The state environment ministry recently said that Tesla would have to meet further requirements and provide evidence before the plan could go into operation, according to the newspaper, which doesn't provide more details.

Early action is possible if nothing fundamentally speaks against the project and the investor implements it at its own risk.

Environmental Objections and Drought

Construction on the gigafactory started two years ago in Grunheide, about an hour southeast of Berlin. Musk had hoped to start production on July 1 last year, but the approval process dragged on, in part because Tesla expanded initial plans to include a battery factory. That led to further hearings.

Until the beginning of February, the timing of the final approval by the state of Brandenburg was still unclear because environmentalists still objected, as TheStreet's Tony Owusu wrote.
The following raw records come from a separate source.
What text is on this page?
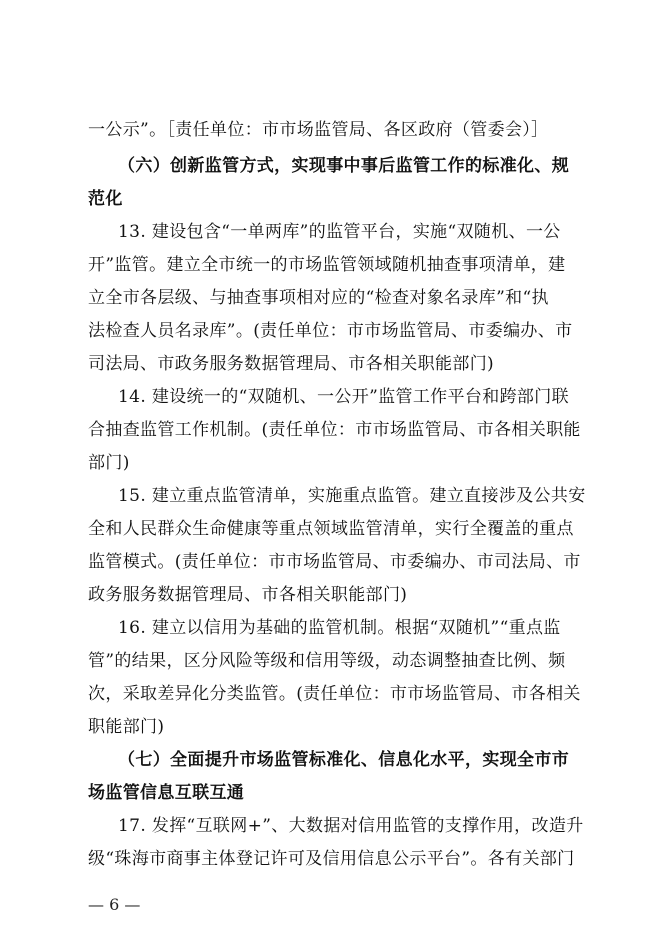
一公示”。［责任单位：市市场监管局、各区政府（管委会）］
（六）创新监管方式，实现事中事后监管工作的标准化、规
范化
13. 建设包含“一单两库”的监管平台，实施“双随机、一公
开”监管。建立全市统一的市场监管领域随机抽查事项清单，建
立全市各层级、与抽查事项相对应的“检查对象名录库”和“执
法检查人员名录库”。(责任单位：市市场监管局、市委编办、市
司法局、市政务服务数据管理局、市各相关职能部门)
14. 建设统一的“双随机、一公开”监管工作平台和跨部门联
合抽查监管工作机制。(责任单位：市市场监管局、市各相关职能
部门)
15. 建立重点监管清单，实施重点监管。建立直接涉及公共安
全和人民群众生命健康等重点领域监管清单，实行全覆盖的重点
监管模式。(责任单位：市市场监管局、市委编办、市司法局、市
政务服务数据管理局、市各相关职能部门)
16. 建立以信用为基础的监管机制。根据“双随机”“重点监
管”的结果，区分风险等级和信用等级，动态调整抽查比例、频
次，采取差异化分类监管。(责任单位：市市场监管局、市各相关
职能部门)
（七）全面提升市场监管标准化、信息化水平，实现全市市
场监管信息互联互通
17. 发挥“互联网+”、大数据对信用监管的支撑作用，改造升
级“珠海市商事主体登记许可及信用信息公示平台”。各有关部门
— 6 —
Due to prolonged droughts in eastern Germany -- even while the west of the country has seen floods -- Berlin may be missing the good old days of excess groundwater, environmentalists argued.

Tesla was warned of this dynamic, but when Musk was asked last year whether constructing his factory in Brandenburg would deplete the area's water supply, he broke out into laughter, calling the notion completely wrong.

But with this approval, the final hurdle has now been lifted.

Tesla plans to build the Model Y SUV at the plan. It is aiming to build up to 10,000 vehicles a week.

The company's plan to take a chunk of the European electric vehicle market rests on the shoulders of its Brandenburg plant and the $5.7 billion Tesla is spending to ramp production. 

If the plant gets to full capacity, the 500,000 vehicles a year it will produce would more than double Germany's 2020 production of EVs. 

Wall Street analysts have pinned their lofty stock-price targets partly on the success of Tesla's expansion in Germany.

Credit Suisse last month raised its share-price target to $1,025 from $830 based on optimism about Brandenburg, with analyst Dan Levy writing that the plant "arguably serves as Tesla's most critical incremental source of capacity."

Levy called the German market "ground zero for the global EV inflection."

Tesla produced 930,422 vehicles in 2021.